There is not much written about this on the hobby sites, but there are several solutions:

  • Just try it on a small Arduino such as a Nano and see what happens. Hope that the checksum mechanism picks up the errors in the sent packets
  • Use an Arduino Mega (or 2650 based board) with multiple hardware serial ports
  • Get a cheap USB/Serial converter, and run it into a USB port on a SBC (Raspberry Pi)
  • Run it directly into the SBC (RPi) on the RX pin (GPIO pin 10 AKA GPIO-15 on the RPi).
In testing, sure enough, the Arduino Nano didn't receive reliably at 115200 baud. However it is possible to change the RX speed on the TF Mini Lidar by sending it an incantation of 8 bytes at 115200, which is easy from the RX pin of a Raspberry Pi. (The RPi uses 3V3 on the output pins, but has a 5V supply pin, making it suitable for transmitting. There are circuits on the interweb with RX and TX of a 5V Arduino connected directly to the TX and RX of the TF Mini Lidar, but I couldn't actually find anywhere in the documentation explicitly stating that the RX on the TF Mini Lidar was 5V tolerant, so this might be risking the TF Mini Lidar).

With the LidarLite-V1 Sweeper it was possible to handle all the turret sweep and the Lidar reading just with a Nano, and just send data to the (RPi) host via the USB/Serial interface, so clearly that is the goal.

Issues - the ugly! Don't let this happen to you!

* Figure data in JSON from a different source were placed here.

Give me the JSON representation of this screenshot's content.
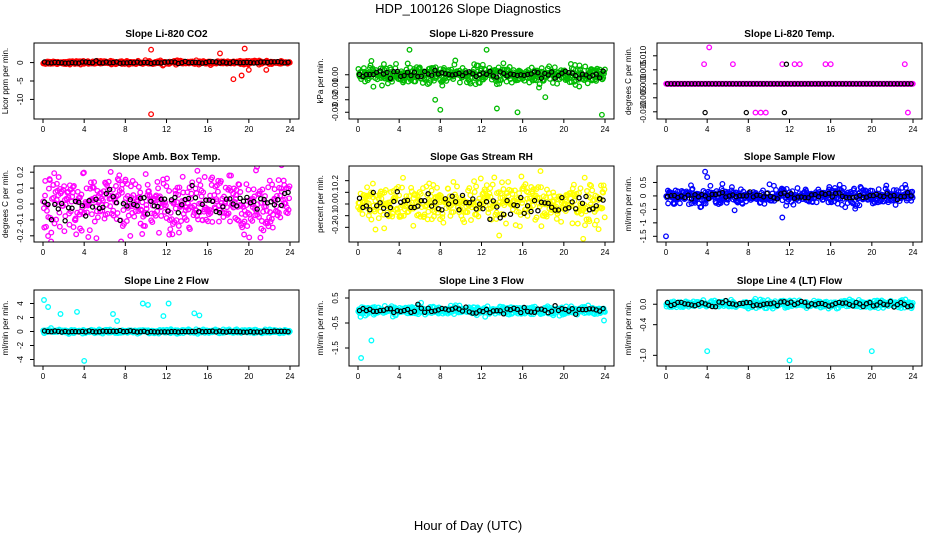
{
  "title": "HDP_100126  Slope Diagnostics",
  "xlabel": "Hour of Day (UTC)",
  "chart_data": [
    {
      "type": "scatter",
      "title": "Slope Li-820 CO2",
      "ylabel": "Licor ppm per min.",
      "xlim": [
        0,
        24
      ],
      "ylim": [
        -14.5,
        4.5
      ],
      "xticks": [
        0,
        4,
        8,
        12,
        16,
        20,
        24
      ],
      "yticks": [
        0,
        -5,
        -10
      ],
      "ytick_labels": [
        "0",
        "-5",
        "-10"
      ],
      "color": "#ff0000",
      "base": 0,
      "spread": 0.5,
      "outliers": [
        [
          10.5,
          3.5
        ],
        [
          10.5,
          -14
        ],
        [
          17.2,
          2.5
        ],
        [
          18.5,
          -4.5
        ],
        [
          19.3,
          -3.5
        ],
        [
          19.6,
          3.8
        ],
        [
          20.0,
          -2
        ],
        [
          21.7,
          -2
        ]
      ],
      "mean_spread": 0.3
    },
    {
      "type": "scatter",
      "title": "Slope Li-820 Pressure",
      "ylabel": "kPa per min.",
      "xlim": [
        0,
        24
      ],
      "ylim": [
        -0.033,
        0.023
      ],
      "xticks": [
        0,
        4,
        8,
        12,
        16,
        20,
        24
      ],
      "yticks": [
        0.0,
        -0.01,
        -0.02,
        -0.03
      ],
      "ytick_labels": [
        "0.00",
        "-0.01",
        "-0.02",
        "-0.03"
      ],
      "color": "#00bb00",
      "base": 0,
      "spread": 0.008,
      "outliers": [
        [
          8,
          -0.028
        ],
        [
          13.5,
          -0.027
        ],
        [
          15.5,
          -0.03
        ],
        [
          23.7,
          -0.032
        ],
        [
          5,
          0.02
        ],
        [
          12.5,
          0.02
        ],
        [
          7.5,
          -0.02
        ],
        [
          18.2,
          -0.018
        ]
      ],
      "mean_spread": 0.003
    },
    {
      "type": "scatter",
      "title": "Slope Li-820 Temp.",
      "ylabel": "degrees C per min.",
      "xlim": [
        0,
        24
      ],
      "ylim": [
        -0.0115,
        0.0135
      ],
      "xticks": [
        0,
        4,
        8,
        12,
        16,
        20,
        24
      ],
      "yticks": [
        0.01,
        0.005,
        0.0,
        -0.005,
        -0.01
      ],
      "ytick_labels": [
        "0.010",
        "0.005",
        "0.000",
        "-0.005",
        "-0.010"
      ],
      "color": "#ff00ff",
      "base": 0,
      "spread": 0,
      "outliers": [
        [
          4.2,
          0.013
        ],
        [
          3.7,
          0.007
        ],
        [
          6.5,
          0.007
        ],
        [
          11.3,
          0.007
        ],
        [
          12.5,
          0.007
        ],
        [
          13.0,
          0.007
        ],
        [
          15.5,
          0.007
        ],
        [
          16.0,
          0.007
        ],
        [
          23.2,
          0.007
        ],
        [
          8.7,
          -0.0103
        ],
        [
          9.2,
          -0.0103
        ],
        [
          9.7,
          -0.0103
        ],
        [
          23.5,
          -0.0103
        ]
      ],
      "means_outliers": [
        [
          3.8,
          -0.0103
        ],
        [
          7.8,
          -0.0103
        ],
        [
          11.5,
          -0.0103
        ],
        [
          11.7,
          0.007
        ]
      ],
      "mean_spread": 0
    },
    {
      "type": "scatter",
      "title": "Slope Amb. Box Temp.",
      "ylabel": "degrees C per min.",
      "xlim": [
        0,
        24
      ],
      "ylim": [
        -0.22,
        0.22
      ],
      "xticks": [
        0,
        4,
        8,
        12,
        16,
        20,
        24
      ],
      "yticks": [
        0.2,
        0.1,
        0.0,
        -0.1,
        -0.2
      ],
      "ytick_labels": [
        "0.2",
        "0.1",
        "0.0",
        "-0.1",
        "-0.2"
      ],
      "color": "#ff00ff",
      "base": 0,
      "spread": 0.2,
      "outliers": [],
      "mean_spread": 0.08
    },
    {
      "type": "scatter",
      "title": "Slope Gas Stream RH",
      "ylabel": "percent per min.",
      "xlim": [
        0,
        24
      ],
      "ylim": [
        -0.3,
        0.3
      ],
      "xticks": [
        0,
        4,
        8,
        12,
        16,
        20,
        24
      ],
      "yticks": [
        0.2,
        0.1,
        0.0,
        -0.1,
        -0.2
      ],
      "ytick_labels": [
        "0.2",
        "0.1",
        "0.0",
        "-0.1",
        "-0.2"
      ],
      "color": "#ffff00",
      "base": 0,
      "spread": 0.2,
      "outliers": [],
      "mean_spread": 0.1
    },
    {
      "type": "scatter",
      "title": "Slope Sample Flow",
      "ylabel": "ml/min per min.",
      "xlim": [
        0,
        24
      ],
      "ylim": [
        -1.6,
        1.0
      ],
      "xticks": [
        0,
        4,
        8,
        12,
        16,
        20,
        24
      ],
      "yticks": [
        0.5,
        0.0,
        -0.5,
        -1.0,
        -1.5
      ],
      "ytick_labels": [
        "0.5",
        "0",
        "-0.5",
        "-1",
        "-1.5"
      ],
      "color": "#0000ff",
      "base": 0,
      "spread": 0.35,
      "outliers": [
        [
          0,
          -1.5
        ],
        [
          4,
          0.7
        ],
        [
          3.8,
          0.9
        ],
        [
          11.3,
          -0.8
        ]
      ],
      "mean_spread": 0.12
    },
    {
      "type": "scatter",
      "title": "Slope Line 2 Flow",
      "ylabel": "ml/min per min.",
      "xlim": [
        0,
        24
      ],
      "ylim": [
        -4.5,
        5.5
      ],
      "xticks": [
        0,
        4,
        8,
        12,
        16,
        20,
        24
      ],
      "yticks": [
        4,
        2,
        0,
        -2,
        -4
      ],
      "ytick_labels": [
        "4",
        "2",
        "0",
        "-2",
        "-4"
      ],
      "color": "#00ffff",
      "base": 0,
      "spread": 0.3,
      "outliers": [
        [
          0.1,
          4.5
        ],
        [
          0.5,
          3.5
        ],
        [
          1.7,
          2.5
        ],
        [
          3.3,
          2.8
        ],
        [
          4.0,
          -4.2
        ],
        [
          6.8,
          2.5
        ],
        [
          7.2,
          1.5
        ],
        [
          9.7,
          4.0
        ],
        [
          10.2,
          3.8
        ],
        [
          12.2,
          4.0
        ],
        [
          11.7,
          2.2
        ],
        [
          14.7,
          2.6
        ],
        [
          15.2,
          2.3
        ]
      ],
      "mean_spread": 0.1
    },
    {
      "type": "scatter",
      "title": "Slope Line 3 Flow",
      "ylabel": "ml/min per min.",
      "xlim": [
        0,
        24
      ],
      "ylim": [
        -2.1,
        0.7
      ],
      "xticks": [
        0,
        4,
        8,
        12,
        16,
        20,
        24
      ],
      "yticks": [
        0.5,
        -0.5,
        -1.5
      ],
      "ytick_labels": [
        "0.5",
        "-0.5",
        "-1.5"
      ],
      "color": "#00ffff",
      "base": 0,
      "spread": 0.18,
      "outliers": [
        [
          0.3,
          -1.9
        ],
        [
          1.3,
          -1.2
        ],
        [
          23.9,
          -0.4
        ]
      ],
      "mean_spread": 0.15
    },
    {
      "type": "scatter",
      "title": "Slope Line 4 (LT) Flow",
      "ylabel": "ml/min per min.",
      "xlim": [
        0,
        24
      ],
      "ylim": [
        -1.15,
        0.22
      ],
      "xticks": [
        0,
        4,
        8,
        12,
        16,
        20,
        24
      ],
      "yticks": [
        0.0,
        -0.4,
        -1.0
      ],
      "ytick_labels": [
        "0.0",
        "-0.4",
        "-1.0"
      ],
      "color": "#00ffff",
      "base": 0,
      "spread": 0.08,
      "outliers": [
        [
          4,
          -0.92
        ],
        [
          12,
          -1.1
        ],
        [
          20,
          -0.92
        ]
      ],
      "mean_spread": 0.06
    }
  ]
}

The TF Mini LIDAR is cheap in more ways than one! Inserting the cable broke the socket/header right off the PCB! Poor eyesight and lack of care contributed to this, but fundamentally, the white header looks like it is fastened to the black case. It is not. Further, the fact that there is no back on the Lidar means a slight slip of the hand will make the header bend all the way back, and snap all of the pins. And at 1.25 mm spacing, good luck in soldering it back on! Life is like a pineapple: sometimes you get the sweet end, sometimes the spiky end.


... and this was the fix.

The soldering wiz at work used a steady hand and a good eye to re-solder the surface-mount pins, and I mounted the whole unit onto an odd piece of acrylic sheet. Now, if I push the plug in, I will be pressing the socket across the PCB instead of twisting it. A bit of care and things should be fine now. Clearly this is just a temporary mount until the proper robot bracket is constructed, and yes, it was tested and it works again!

Please ...

DO THIS MODIFICATION BEFORE USING THIS DEVICE! (sorry for the shouting).

Software

A simple starting point for the Raspberry Pi - RPiTfMiniLidar.java.

Testing

Before the melt-down the unit was working on the Raspberry Pi (honest!). It was reading well around the room. The ''strength'' reading was up at 1000+ for close bright objects, and get lower and lower for distant walls.

Lidar sweeper

See the lidar sweeper.



Conclusion

Conclusion

When the plug was resoldered to the board, the unit worked again, but when it was mounted into the sweeper, it never worked properly. It responded to configuration changes, and returned results, but the results (distance measurements) were wrong. It is not clear whether this is because it was damaged by the breaking of the pins, damaged by my clumsy attempts to mount it, or whether it just broke. Clearly it was not going to be covered under any warranty, so it is (for now) a parked system. Parking sensors will suffice for the current rover.